Just because the vaccines worked in mice does not mean they will work in people. And even if the vaccines are ultimately successful, they still have to be tested in other animals and small groups of people before they could be deployed widely. Complicating the challenge is that the main goal of any vaccine will be to protect pregnant women — so the inoculation will have to pass rigorous safety tests.

The US Army developed the vaccine made from the inactivated virus and hopes to start testing it in people later this year, said Col. Nelson Michael, an author on the Nature paper and director of the US Military HIV Research Program at Walter Reed Army Institute of Research. Michael said the research group was partnering with a pharmaceutical company to advance the vaccine through clinical development, but would not yet disclose which company.

Inovio’s vaccine is a DNA vaccine, as is a fourth vaccine being designed by the National Institute of Allergy and Infectious Diseases.

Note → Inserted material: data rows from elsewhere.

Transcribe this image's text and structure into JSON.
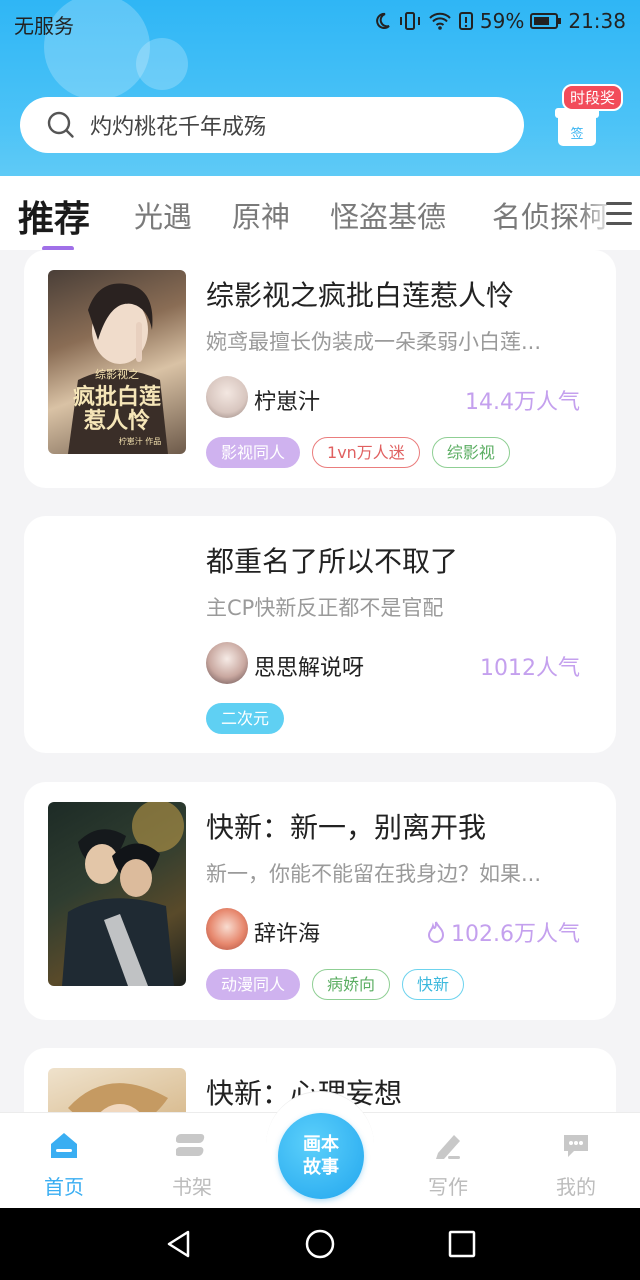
{
  "status_bar": {
    "carrier": "无服务",
    "battery": "59%",
    "time": "21:38"
  },
  "search": {
    "placeholder": "灼灼桃花千年成殇"
  },
  "sign_in": {
    "badge": "时段奖",
    "gift_label": "签"
  },
  "tabs": [
    {
      "label": "推荐",
      "active": true
    },
    {
      "label": "光遇"
    },
    {
      "label": "原神"
    },
    {
      "label": "怪盗基德"
    },
    {
      "label": "名侦探柯"
    }
  ],
  "accent_color": "#a070e8",
  "header_color": "#2fb6f5",
  "feed": [
    {
      "title": "综影视之疯批白莲惹人怜",
      "desc": "婉鸢最擅长伪装成一朵柔弱小白莲...",
      "author": "柠崽汁",
      "popularity": "14.4万人气",
      "hot": false,
      "has_cover": true,
      "cover_text": {
        "top": "综影视之",
        "main1": "疯批白莲",
        "main2": "惹人怜",
        "credit": "柠崽汁 作品"
      },
      "tags": [
        {
          "label": "影视同人",
          "style": "filled-purple"
        },
        {
          "label": "1vn万人迷",
          "style": "outline-red"
        },
        {
          "label": "综影视",
          "style": "outline-green"
        }
      ]
    },
    {
      "title": "都重名了所以不取了",
      "desc": "主CP快新反正都不是官配",
      "author": "思思解说呀",
      "popularity": "1012人气",
      "hot": false,
      "has_cover": false,
      "tags": [
        {
          "label": "二次元",
          "style": "filled-cyan"
        }
      ]
    },
    {
      "title": "快新：新一，别离开我",
      "desc": "新一，你能不能留在我身边？如果...",
      "author": "辞许海",
      "popularity": "102.6万人气",
      "hot": true,
      "has_cover": true,
      "tags": [
        {
          "label": "动漫同人",
          "style": "filled-purple"
        },
        {
          "label": "病娇向",
          "style": "outline-green"
        },
        {
          "label": "快新",
          "style": "outline-cyan"
        }
      ]
    },
    {
      "title": "快新：心理妄想",
      "has_cover": true
    }
  ],
  "bottom_nav": {
    "home": "首页",
    "shelf": "书架",
    "center_line1": "画本",
    "center_line2": "故事",
    "write": "写作",
    "mine": "我的"
  }
}
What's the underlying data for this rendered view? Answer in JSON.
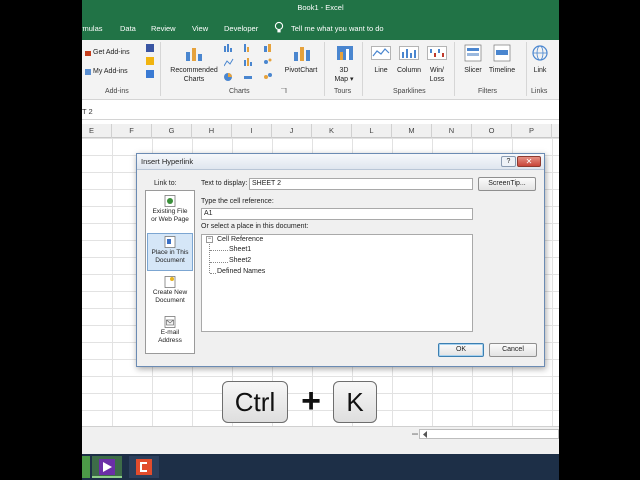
{
  "window": {
    "title": "Book1  -  Excel"
  },
  "tabs": [
    "rmulas",
    "Data",
    "Review",
    "View",
    "Developer"
  ],
  "tell_me": "Tell me what you want to do",
  "ribbon": {
    "addins": {
      "get": "Get Add-ins",
      "my": "My Add-ins",
      "label": "Add-ins"
    },
    "recommended": {
      "line1": "Recommended",
      "line2": "Charts"
    },
    "charts_label": "Charts",
    "pivotchart": "PivotChart",
    "map3d": {
      "line1": "3D",
      "line2": "Map",
      "arrow": "▾"
    },
    "tours_label": "Tours",
    "sparklines": {
      "line": "Line",
      "column": "Column",
      "winloss1": "Win/",
      "winloss2": "Loss",
      "label": "Sparklines"
    },
    "filters": {
      "slicer": "Slicer",
      "timeline": "Timeline",
      "label": "Filters"
    },
    "links": {
      "link": "Link",
      "label": "Links"
    }
  },
  "formula_bar": {
    "name_fragment": "T 2"
  },
  "columns": [
    "E",
    "F",
    "G",
    "H",
    "I",
    "J",
    "K",
    "L",
    "M",
    "N",
    "O",
    "P"
  ],
  "dialog": {
    "title": "Insert Hyperlink",
    "help": "?",
    "close": "✕",
    "link_to": "Link to:",
    "text_label": "Text to display:",
    "text_value": "SHEET 2",
    "screentip": "ScreenTip...",
    "cell_ref_label": "Type the cell reference:",
    "cell_ref_value": "A1",
    "place_label": "Or select a place in this document:",
    "link_items": [
      {
        "line1": "Existing File",
        "line2": "or Web Page"
      },
      {
        "line1": "Place in This",
        "line2": "Document"
      },
      {
        "line1": "Create New",
        "line2": "Document"
      },
      {
        "line1": "E-mail",
        "line2": "Address"
      }
    ],
    "tree": {
      "root_toggle": "−",
      "cell_reference": "Cell Reference",
      "sheet1": "Sheet1",
      "sheet2": "Sheet2",
      "defined_names": "Defined Names"
    },
    "ok": "OK",
    "cancel": "Cancel"
  },
  "keys": {
    "ctrl": "Ctrl",
    "plus": "+",
    "k": "K"
  },
  "colors": {
    "excel_green": "#217346",
    "selected": "#d5e6f7",
    "ok_border": "#3c7fb1"
  }
}
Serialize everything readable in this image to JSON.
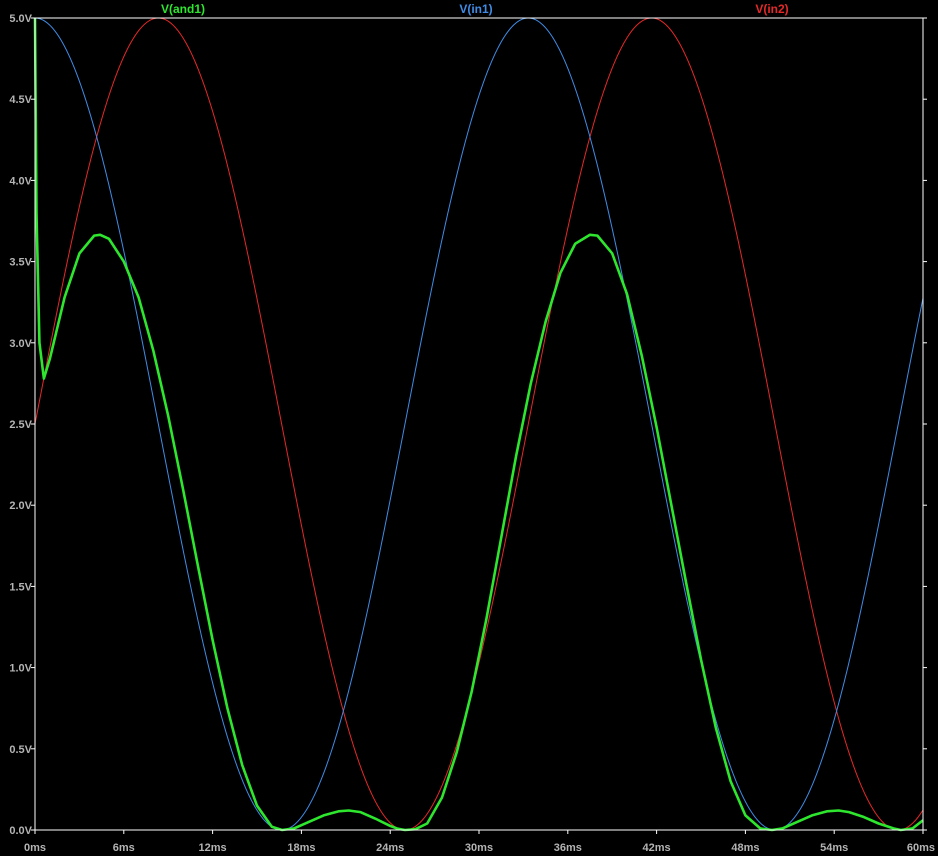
{
  "chart_data": {
    "type": "line",
    "background": "#000000",
    "frame_color": "#ffffff",
    "grid": false,
    "x_ticks": [
      "0ms",
      "6ms",
      "12ms",
      "18ms",
      "24ms",
      "30ms",
      "36ms",
      "42ms",
      "48ms",
      "54ms",
      "60ms"
    ],
    "y_ticks": [
      "0.0V",
      "0.5V",
      "1.0V",
      "1.5V",
      "2.0V",
      "2.5V",
      "3.0V",
      "3.5V",
      "4.0V",
      "4.5V",
      "5.0V"
    ],
    "xlim_ms": [
      0,
      60
    ],
    "ylim_v": [
      0,
      5
    ],
    "legend_placement": "top",
    "series": [
      {
        "name": "V(and1)",
        "color": "#2ee62e",
        "points": [
          [
            0,
            5.0
          ],
          [
            0.1,
            3.8
          ],
          [
            0.3,
            3.0
          ],
          [
            0.6,
            2.78
          ],
          [
            1.0,
            2.9
          ],
          [
            2.0,
            3.28
          ],
          [
            3.0,
            3.55
          ],
          [
            4.0,
            3.66
          ],
          [
            4.4,
            3.665
          ],
          [
            5.0,
            3.64
          ],
          [
            6.0,
            3.5
          ],
          [
            7.0,
            3.28
          ],
          [
            8.0,
            2.95
          ],
          [
            9.0,
            2.55
          ],
          [
            10.0,
            2.1
          ],
          [
            11.0,
            1.63
          ],
          [
            12.0,
            1.17
          ],
          [
            13.0,
            0.75
          ],
          [
            14.0,
            0.4
          ],
          [
            15.0,
            0.15
          ],
          [
            16.0,
            0.02
          ],
          [
            16.7,
            0.0
          ],
          [
            17.5,
            0.01
          ],
          [
            18.5,
            0.05
          ],
          [
            19.5,
            0.09
          ],
          [
            20.5,
            0.115
          ],
          [
            21.2,
            0.12
          ],
          [
            22.0,
            0.11
          ],
          [
            23.0,
            0.07
          ],
          [
            24.0,
            0.025
          ],
          [
            24.5,
            0.008
          ],
          [
            25.0,
            0.0
          ],
          [
            25.7,
            0.005
          ],
          [
            26.5,
            0.04
          ],
          [
            27.5,
            0.2
          ],
          [
            28.5,
            0.48
          ],
          [
            29.5,
            0.85
          ],
          [
            30.5,
            1.3
          ],
          [
            31.5,
            1.8
          ],
          [
            32.5,
            2.3
          ],
          [
            33.5,
            2.75
          ],
          [
            34.5,
            3.13
          ],
          [
            35.5,
            3.43
          ],
          [
            36.5,
            3.61
          ],
          [
            37.5,
            3.665
          ],
          [
            38.0,
            3.66
          ],
          [
            39.0,
            3.55
          ],
          [
            40.0,
            3.3
          ],
          [
            41.0,
            2.92
          ],
          [
            42.0,
            2.48
          ],
          [
            43.0,
            2.0
          ],
          [
            44.0,
            1.52
          ],
          [
            45.0,
            1.05
          ],
          [
            46.0,
            0.63
          ],
          [
            47.0,
            0.3
          ],
          [
            48.0,
            0.09
          ],
          [
            49.0,
            0.01
          ],
          [
            49.8,
            0.0
          ],
          [
            50.5,
            0.01
          ],
          [
            51.5,
            0.05
          ],
          [
            52.5,
            0.09
          ],
          [
            53.5,
            0.115
          ],
          [
            54.3,
            0.12
          ],
          [
            55.0,
            0.11
          ],
          [
            56.0,
            0.08
          ],
          [
            57.0,
            0.04
          ],
          [
            58.0,
            0.01
          ],
          [
            58.5,
            0.0
          ],
          [
            59.3,
            0.01
          ],
          [
            60.0,
            0.06
          ]
        ]
      },
      {
        "name": "V(in1)",
        "color": "#3f8ce6",
        "waveform": {
          "offset": 2.5,
          "amplitude": 2.5,
          "period_ms": 33.33,
          "phase_deg": 90
        }
      },
      {
        "name": "V(in2)",
        "color": "#e62828",
        "waveform": {
          "offset": 2.5,
          "amplitude": 2.5,
          "period_ms": 33.33,
          "phase_deg": 0
        }
      }
    ]
  }
}
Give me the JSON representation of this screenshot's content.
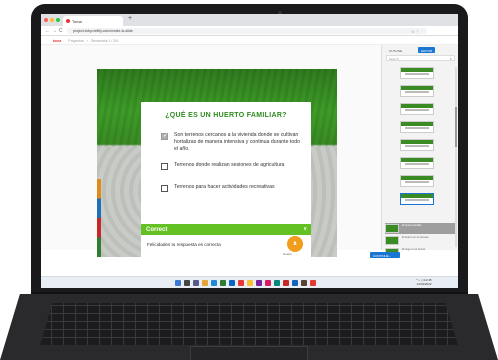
{
  "browser": {
    "tab_title": "Toma",
    "new_tab": "+",
    "url": "project-toby.netlify.com/create-is-slide",
    "nav_back": "←",
    "nav_forward": "→",
    "nav_reload": "C",
    "url_icons": "☆ ⋮"
  },
  "app": {
    "logo": "toma",
    "crumb_1": "Proyectos",
    "crumb_sep": "›",
    "crumb_2": "Secuencia 1 / 2/4"
  },
  "quiz": {
    "question": "¿QUÉ ES UN HUERTO FAMILIAR?",
    "options": [
      {
        "text": "Son terrenos cercanos a la vivienda donde se cultivan hortalizas de manera intensiva y continua durante todo el año.",
        "checked": true
      },
      {
        "text": "Terrenos donde realizan sesiones de agricultura",
        "checked": false
      },
      {
        "text": "Terrenos para hacer actividades recreativas",
        "checked": false
      }
    ]
  },
  "feedback": {
    "title": "Correct",
    "arrow": "∨",
    "message": "Felicidades tu respuesta es correcta",
    "logo_text": "Huerto"
  },
  "panel": {
    "tab_outline": "OUTLINE",
    "tab_editor": "EDITOR",
    "search_placeholder": "Search",
    "search_icon": "⌕",
    "list": [
      {
        "text": "El huerto familiar",
        "active": true
      },
      {
        "text": "El huerto en la escuela",
        "active": false
      },
      {
        "text": "El riego en el huerto",
        "active": false
      }
    ],
    "continue_label": "CONTINUE ›"
  },
  "taskbar": {
    "tray_line1": "^ ⌂ ◁ 12:45",
    "tray_line2": "12/04/2022"
  },
  "colors": {
    "accent": "#2e8b1e",
    "feedback": "#63c123",
    "brand": "#1976d2"
  }
}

In those vaccines, patients would receive DNA that produces a protective protein.

The vaccines presented in Tuesday’s paper provided at least two months of immunity in the mice, researchers said. They are exploring if and how that could be extended and are also conducting experiments in pregnant animals. Barouch did not offer a timeline for when the scientists hope to start testing the DNA vaccine in people.

The researchers also need to tease apart if and how well the vaccine would function in patients with existing antibodies from a former dengue infection, Barouch said. Dengue, a related mosquito-borne virus, previously swept through much of the same territory Zika is now moving through, and some scientists have speculated a prior dengue infection could make the impact of Zika worse.